I have been fascinated by negotiations and negotiating before I even knew what the term meant. I loved the thrill of creatively refuting various contentions in formal debate and the thoughtfulness required for trading resources in board games. This interest evolved into undergraduate courses, and I was fortunate to have Professor Maria Tomprou, both as a wonderful instructor and as the key person who introduced me to my current research team after our after-class discussions on research interests. I then worked with Professor Woolley and Ki-Won to integrate myself into the nascent project and contribute my own set of hypotheses (power dynamics / collaborative orientation) and corresponding experimental structure.

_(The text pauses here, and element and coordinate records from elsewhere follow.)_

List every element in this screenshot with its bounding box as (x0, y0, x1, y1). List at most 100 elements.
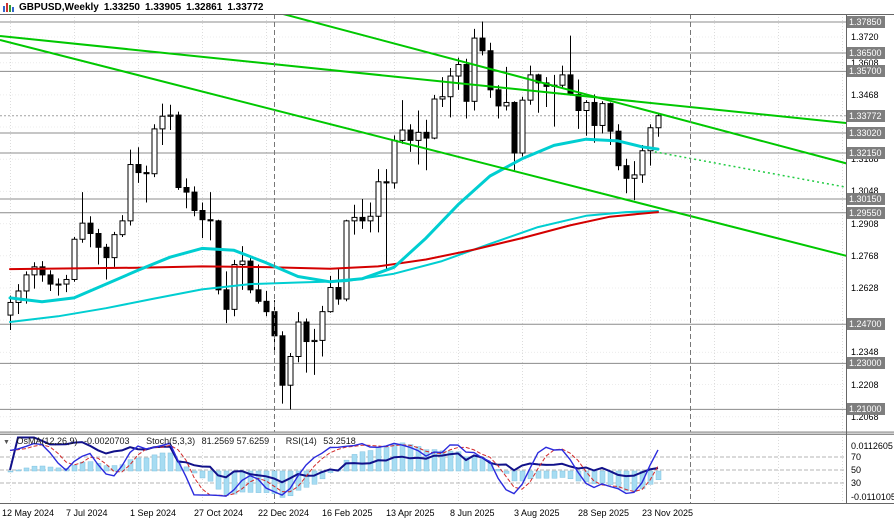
candle (367, 202, 374, 233)
price-tick-label: 1.3188 (851, 154, 879, 165)
candle (71, 236, 78, 282)
candle (647, 124, 654, 166)
date-label: 7 Jul 2024 (66, 508, 108, 518)
candle (391, 135, 398, 189)
candle (175, 111, 182, 190)
candle (279, 331, 286, 404)
candle (79, 192, 86, 243)
candle (207, 192, 214, 241)
candle (159, 103, 166, 145)
candle (143, 165, 150, 203)
candle (87, 216, 94, 248)
candle (311, 328, 318, 375)
ohlc-close: 1.33772 (227, 1, 264, 13)
candle (591, 94, 598, 143)
price-level-badge: 1.30150 (847, 193, 885, 205)
symbol-period-label: GBPUSD,Weekly (19, 1, 99, 13)
candle (319, 305, 326, 357)
rsi-label: RSI(14) (285, 436, 317, 446)
candle (551, 74, 558, 127)
rsi-line (9, 436, 659, 484)
candle (247, 255, 254, 294)
date-label: 22 Dec 2024 (258, 508, 310, 518)
candle (191, 186, 198, 217)
price-tick-label: 1.3608 (851, 57, 879, 68)
price-tick-label: 1.2628 (851, 282, 879, 293)
indicator-scale-label: -0.0110105 (851, 492, 894, 502)
candle (471, 28, 478, 111)
descending-trendline-mid[interactable] (230, 0, 894, 176)
price-tick-label: 1.3468 (851, 89, 879, 100)
candle (447, 67, 454, 118)
ma-cyan-fast (8, 137, 660, 304)
candle (23, 271, 30, 304)
candle (455, 57, 462, 90)
candle (199, 202, 206, 239)
price-tick-label: 1.2768 (851, 250, 879, 261)
candle (583, 100, 590, 136)
candle (639, 144, 646, 183)
price-level-badge: 1.35700 (847, 65, 885, 78)
candle (111, 231, 118, 267)
candle (415, 110, 422, 165)
price-level-badge: 1.36500 (847, 47, 885, 60)
candle (39, 261, 46, 282)
price-level-badge: 1.37850 (847, 16, 885, 28)
date-label: 28 Sep 2025 (578, 508, 630, 518)
candle (567, 35, 574, 96)
candle (511, 101, 518, 171)
candle (343, 219, 350, 302)
date-label: 12 May 2024 (2, 508, 55, 518)
indicator-level-label: 50 (851, 465, 862, 475)
candle (359, 199, 366, 229)
descending-trendline-upper[interactable] (0, 35, 894, 128)
osma-label: OsMA(12,26,9) (16, 436, 78, 446)
price-tick-label: 1.2068 (851, 411, 879, 422)
time-axis[interactable]: 12 May 2024 7 Jul 2024 1 Sep 2024 27 Oct 20… (0, 508, 894, 523)
candle (607, 102, 614, 145)
candle (63, 274, 70, 293)
candle (223, 271, 230, 324)
candle (231, 259, 238, 317)
price-tick-label: 1.2348 (851, 347, 879, 358)
candle (167, 104, 174, 131)
candle (119, 215, 126, 237)
candle (263, 290, 270, 317)
ma-red (9, 211, 659, 271)
descending-trendline-lower[interactable] (0, 38, 894, 268)
price-level-badge: 1.32150 (847, 147, 885, 160)
candle (55, 278, 62, 296)
candle (479, 21, 486, 56)
candle (527, 65, 534, 105)
rsi-value: 53.2518 (323, 436, 356, 446)
candle (575, 79, 582, 129)
price-tick-label: 1.2208 (851, 379, 879, 390)
indicator-scale-label: 0.0112605 (851, 441, 893, 451)
candle (103, 243, 110, 280)
ohlc-low: 1.32861 (186, 1, 223, 13)
price-level-badge: 1.23000 (847, 357, 885, 370)
collapse-indicator-icon[interactable]: ▼ (3, 439, 10, 446)
date-label: 16 Feb 2025 (322, 508, 373, 518)
candle (631, 161, 638, 201)
date-label: 13 Apr 2025 (386, 508, 435, 518)
candle (303, 318, 310, 373)
price-tick-label: 1.3720 (851, 31, 879, 42)
date-label: 3 Aug 2025 (514, 508, 560, 518)
price-level-badge: 1.24700 (847, 318, 885, 331)
price-axis[interactable]: 1.3720 1.3608 1.3468 1.3188 1.3048 1.2908 1.27… (847, 0, 894, 524)
candle (407, 124, 414, 152)
date-label: 23 Nov 2025 (642, 508, 694, 518)
descending-trendline-dotted[interactable] (654, 151, 894, 196)
candle (351, 204, 358, 235)
candle (519, 96, 526, 157)
candle (151, 124, 158, 178)
price-tick-label: 1.3048 (851, 186, 879, 197)
date-label: 8 Jun 2025 (450, 508, 495, 518)
stoch-label: Stoch(5,3,3) (146, 436, 196, 446)
price-level-badge: 1.29550 (847, 206, 885, 219)
pane-separator[interactable] (0, 432, 894, 435)
candle (535, 73, 542, 113)
candle (431, 94, 438, 140)
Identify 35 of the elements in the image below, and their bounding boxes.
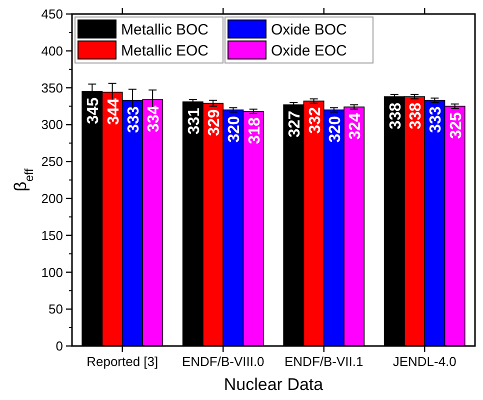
y-tick-label: 100 bbox=[41, 264, 63, 280]
data-label: 338 bbox=[387, 102, 404, 130]
y-tick-label: 400 bbox=[41, 43, 63, 58]
data-label: 325 bbox=[448, 112, 465, 139]
legend-label: Oxide BOC bbox=[271, 21, 348, 38]
x-tick-label: ENDF/B-VIII.0 bbox=[182, 354, 264, 369]
y-tick-label: 250 bbox=[41, 154, 63, 170]
data-label: 331 bbox=[186, 108, 203, 134]
data-label: 329 bbox=[206, 109, 224, 136]
y-tick-label: 150 bbox=[41, 228, 63, 243]
data-label: 324 bbox=[347, 112, 364, 140]
y-tick-label: 50 bbox=[48, 302, 63, 317]
data-label: 333 bbox=[428, 106, 445, 134]
legend-label: Metallic EOC bbox=[121, 42, 209, 60]
data-label: 320 bbox=[226, 116, 244, 143]
y-tick-label: 0 bbox=[56, 338, 63, 354]
legend-label: Oxide EOC bbox=[271, 42, 348, 60]
data-label: 320 bbox=[326, 116, 344, 143]
legend-label: Metallic BOC bbox=[121, 21, 209, 38]
y-tick-label: 350 bbox=[41, 80, 63, 96]
x-tick-label: ENDF/B-VII.1 bbox=[284, 354, 364, 369]
x-tick-label: Reported [3] bbox=[86, 354, 158, 369]
y-tick-label: 450 bbox=[41, 6, 63, 22]
y-tick-label: 200 bbox=[41, 190, 63, 206]
y-tick-label: 300 bbox=[41, 117, 63, 132]
data-label: 332 bbox=[306, 106, 324, 134]
data-label: 318 bbox=[246, 117, 264, 144]
x-axis-title: Nuclear Data bbox=[224, 375, 324, 394]
data-label: 344 bbox=[105, 98, 122, 125]
data-label: 334 bbox=[146, 105, 163, 132]
x-tick-label: JENDL-4.0 bbox=[392, 354, 456, 369]
data-label: 327 bbox=[286, 110, 304, 138]
data-label: 338 bbox=[408, 102, 425, 130]
data-label: 333 bbox=[125, 106, 142, 134]
data-label: 345 bbox=[85, 97, 102, 124]
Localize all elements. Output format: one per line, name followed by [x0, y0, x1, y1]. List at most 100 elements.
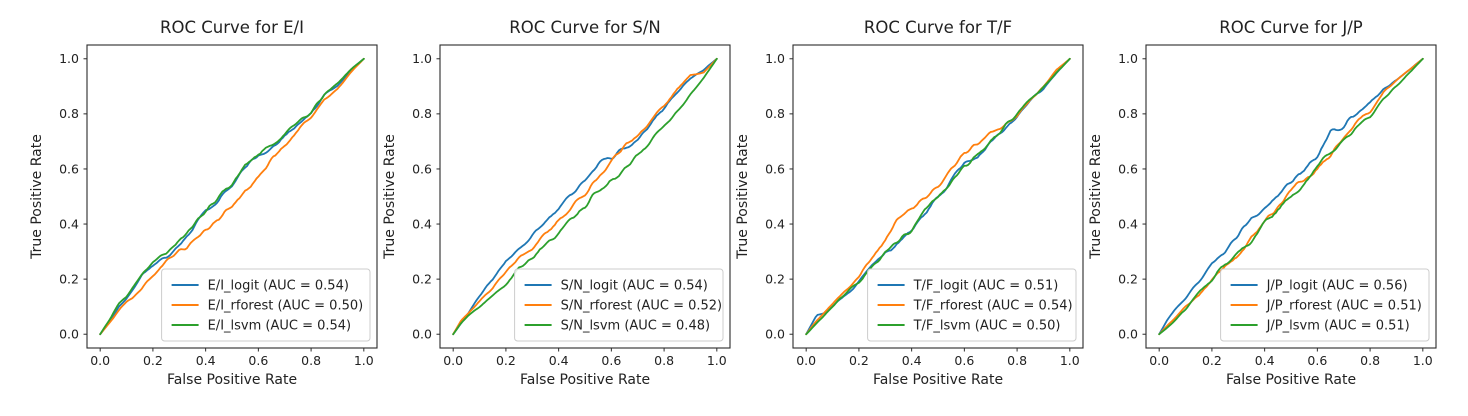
legend-entry: S/N_lsvm (AUC = 0.48) — [524, 319, 710, 334]
legend-entry: J/P_rforest (AUC = 0.51) — [1230, 299, 1422, 314]
x-axis-label: False Positive Rate — [873, 372, 1003, 388]
legend: T/F_logit (AUC = 0.51) T/F_rforest (AUC =… — [867, 268, 1077, 342]
legend-entry: T/F_logit (AUC = 0.51) — [877, 279, 1059, 294]
x-tick-label: 0.2 — [849, 353, 869, 368]
series-line-ei-1 — [99, 57, 365, 336]
y-tick-label: 1.0 — [765, 51, 785, 66]
legend-label: T/F_lsvm (AUC = 0.50) — [913, 319, 1061, 334]
legend-entry: E/I_logit (AUC = 0.54) — [171, 279, 349, 294]
series-line-sn-2 — [452, 57, 718, 336]
legend-entry: T/F_lsvm (AUC = 0.50) — [877, 319, 1061, 334]
x-axis-label: False Positive Rate — [167, 372, 297, 388]
x-tick-label: 0.6 — [1307, 353, 1327, 368]
series-line-ei-2 — [99, 57, 365, 336]
legend-box — [161, 268, 371, 342]
y-tick-label: 0.0 — [765, 327, 785, 342]
x-axis-label: False Positive Rate — [520, 372, 650, 388]
y-tick-label: 0.6 — [1118, 161, 1138, 176]
x-axis-label: False Positive Rate — [1226, 372, 1356, 388]
legend-label: S/N_logit (AUC = 0.54) — [561, 279, 708, 294]
y-tick-label: 0.0 — [412, 327, 432, 342]
x-tick-label: 0.8 — [654, 353, 674, 368]
y-tick-label: 0.8 — [765, 106, 785, 121]
legend: J/P_logit (AUC = 0.56) J/P_rforest (AUC =… — [1220, 268, 1430, 342]
x-tick-label: 0.2 — [1202, 353, 1222, 368]
legend-box — [867, 268, 1077, 342]
y-axis-label: True Positive Rate — [1088, 134, 1104, 260]
y-tick-label: 0.6 — [412, 161, 432, 176]
subplot-roc-ei: ROC Curve for E/I 0.0 0.2 0.4 0.6 0.8 1.0 0.0 0.… — [29, 18, 378, 388]
x-tick-label: 0.6 — [601, 353, 621, 368]
x-tick-label: 0.0 — [443, 353, 463, 368]
y-tick-label: 0.0 — [1118, 327, 1138, 342]
legend-entry: J/P_lsvm (AUC = 0.51) — [1230, 319, 1410, 334]
legend-label: S/N_rforest (AUC = 0.52) — [561, 299, 723, 314]
y-tick-label: 0.8 — [1118, 106, 1138, 121]
x-tick-label: 1.0 — [1413, 353, 1433, 368]
x-tick-label: 0.6 — [954, 353, 974, 368]
y-axis-label: True Positive Rate — [382, 134, 398, 260]
series-line-sn-1 — [452, 57, 718, 336]
legend-entry: E/I_lsvm (AUC = 0.54) — [171, 319, 352, 334]
y-tick-label: 0.4 — [765, 216, 785, 231]
axes-frame — [1145, 44, 1437, 349]
subplot-roc-tf: ROC Curve for T/F 0.0 0.2 0.4 0.6 0.8 1.0 0.0 0.… — [735, 18, 1084, 388]
y-tick-label: 1.0 — [59, 51, 79, 66]
legend-entry: S/N_rforest (AUC = 0.52) — [524, 299, 723, 314]
plot-title: ROC Curve for E/I — [160, 18, 304, 37]
y-tick-label: 0.4 — [1118, 216, 1138, 231]
series-line-jp-2 — [1158, 57, 1424, 336]
x-tick-label: 0.4 — [549, 353, 569, 368]
x-tick-label: 1.0 — [1060, 353, 1080, 368]
subplot-roc-jp: ROC Curve for J/P 0.0 0.2 0.4 0.6 0.8 1.0 0.0 0.… — [1088, 18, 1437, 388]
x-tick-label: 1.0 — [707, 353, 727, 368]
x-tick-label: 0.2 — [496, 353, 516, 368]
y-axis-label: True Positive Rate — [735, 134, 751, 260]
x-tick-label: 0.0 — [90, 353, 110, 368]
y-tick-label: 1.0 — [412, 51, 432, 66]
legend-label: J/P_logit (AUC = 0.56) — [1266, 279, 1408, 294]
plot-title: ROC Curve for T/F — [864, 18, 1012, 37]
legend-label: J/P_lsvm (AUC = 0.51) — [1266, 319, 1410, 334]
axes-frame — [439, 44, 731, 349]
x-tick-label: 0.4 — [196, 353, 216, 368]
subplot-roc-sn: ROC Curve for S/N 0.0 0.2 0.4 0.6 0.8 1.0 0.0 0.… — [382, 18, 731, 388]
y-tick-label: 0.2 — [1118, 271, 1138, 286]
y-axis-label: True Positive Rate — [29, 134, 45, 260]
y-tick-label: 0.8 — [59, 106, 79, 121]
x-tick-label: 1.0 — [354, 353, 374, 368]
axes-frame — [792, 44, 1084, 349]
legend-label: T/F_logit (AUC = 0.51) — [913, 279, 1059, 294]
series-line-jp-0 — [1158, 57, 1424, 336]
legend-entry: T/F_rforest (AUC = 0.54) — [877, 299, 1073, 314]
y-tick-label: 0.0 — [59, 327, 79, 342]
x-tick-label: 0.4 — [1255, 353, 1275, 368]
series-line-tf-1 — [805, 57, 1071, 336]
x-tick-label: 0.2 — [143, 353, 163, 368]
series-line-tf-2 — [805, 57, 1071, 336]
series-line-jp-1 — [1158, 57, 1424, 336]
y-tick-label: 0.4 — [59, 216, 79, 231]
legend-entry: E/I_rforest (AUC = 0.50) — [171, 299, 364, 314]
legend: E/I_logit (AUC = 0.54) E/I_rforest (AUC =… — [161, 268, 371, 342]
y-tick-label: 1.0 — [1118, 51, 1138, 66]
legend-label: E/I_rforest (AUC = 0.50) — [208, 299, 364, 314]
legend-label: E/I_logit (AUC = 0.54) — [208, 279, 349, 294]
legend: S/N_logit (AUC = 0.54) S/N_rforest (AUC =… — [514, 268, 724, 342]
x-tick-label: 0.0 — [1149, 353, 1169, 368]
x-tick-label: 0.8 — [1007, 353, 1027, 368]
x-tick-label: 0.4 — [902, 353, 922, 368]
legend-label: E/I_lsvm (AUC = 0.54) — [208, 319, 352, 334]
legend-box — [1220, 268, 1430, 342]
plot-title: ROC Curve for J/P — [1219, 18, 1362, 37]
legend-entry: S/N_logit (AUC = 0.54) — [524, 279, 708, 294]
y-tick-label: 0.6 — [765, 161, 785, 176]
series-line-sn-0 — [452, 57, 718, 336]
axes-frame — [86, 44, 378, 349]
legend-label: T/F_rforest (AUC = 0.54) — [913, 299, 1073, 314]
x-tick-label: 0.0 — [796, 353, 816, 368]
x-tick-label: 0.8 — [1360, 353, 1380, 368]
x-tick-label: 0.6 — [248, 353, 268, 368]
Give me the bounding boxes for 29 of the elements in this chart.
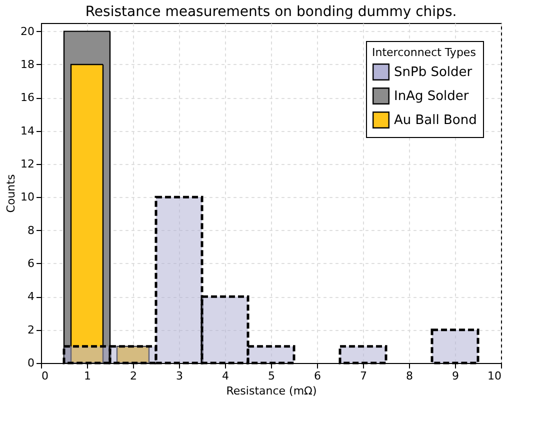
legend-title: Interconnect Types bbox=[372, 46, 476, 59]
y-tick-label: 14 bbox=[20, 124, 34, 138]
y-tick-label: 0 bbox=[28, 356, 34, 370]
x-tick-label: 0 bbox=[42, 370, 48, 382]
x-tick-label: 9 bbox=[452, 370, 459, 382]
x-tick-label: 2 bbox=[130, 370, 137, 382]
x-tick-label: 1 bbox=[84, 370, 91, 382]
y-tick-label: 16 bbox=[20, 91, 34, 104]
y-tick-label: 8 bbox=[28, 224, 34, 237]
legend-label: SnPb Solder bbox=[394, 65, 473, 80]
y-tick-label: 2 bbox=[28, 323, 34, 336]
x-axis-title: Resistance (mΩ) bbox=[226, 384, 317, 398]
x-tick-label: 6 bbox=[314, 370, 321, 382]
y-tick-label: 12 bbox=[20, 157, 34, 170]
y-tick-label: 20 bbox=[20, 24, 34, 38]
y-tick-label: 6 bbox=[28, 256, 34, 270]
x-tick-label: 3 bbox=[176, 370, 183, 382]
x-tick-label: 10 bbox=[488, 370, 502, 382]
chart-title: Resistance measurements on bonding dummy chips. bbox=[85, 4, 457, 20]
x-tick-label: 5 bbox=[268, 370, 275, 382]
y-tick-label: 10 bbox=[20, 190, 34, 204]
x-tick-label: 4 bbox=[222, 370, 229, 382]
y-axis-title: Counts bbox=[4, 174, 18, 213]
legend-label: Au Ball Bond bbox=[394, 113, 477, 128]
y-tick-label: 18 bbox=[20, 58, 34, 71]
legend-label: InAg Solder bbox=[394, 89, 470, 104]
x-tick-label: 8 bbox=[406, 370, 413, 382]
y-tick-label: 4 bbox=[28, 290, 34, 304]
x-tick-label: 7 bbox=[360, 370, 367, 382]
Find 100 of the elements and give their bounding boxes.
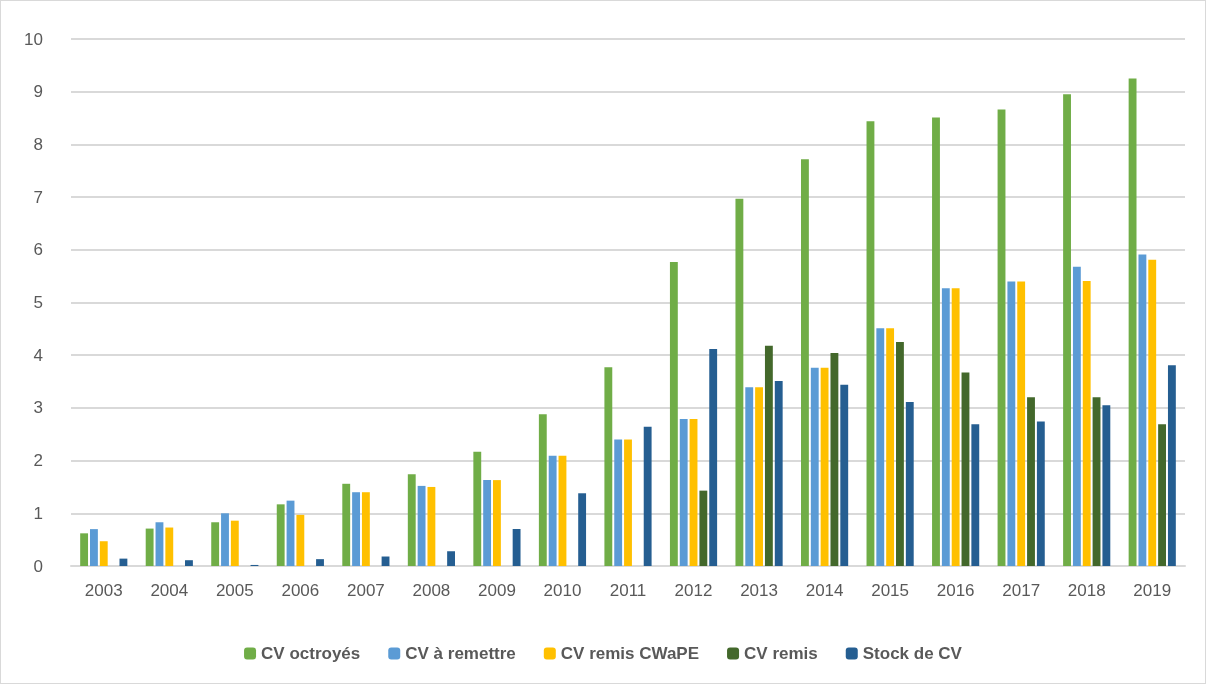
bar [604,367,613,566]
y-tick-label: 9 [33,82,43,102]
bar [1007,281,1016,566]
bar [548,455,557,566]
bar [1128,78,1137,566]
x-tick-label: 2012 [674,581,713,600]
bar [951,288,960,566]
bar [211,522,220,566]
bar [745,387,754,566]
bar [755,387,763,566]
bar [90,529,98,566]
bar [352,492,360,566]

Extant work shows that more transactive discussions can promote collaborative learning, create breakthrough solutions, and show better performance outcomes. However, transactivity studies have focused on education and learning science rather than negotiations. Likewise, negotiation studies show that power differences and collaborative approaches can affect outcomes, but little has been said about the interaction between the two. Thus, we address research gaps both broadly—transactivity in negotiations—and specifically—power and approach interactions. I hope this work will increase our understanding of how communication factors into negotiation outcomes.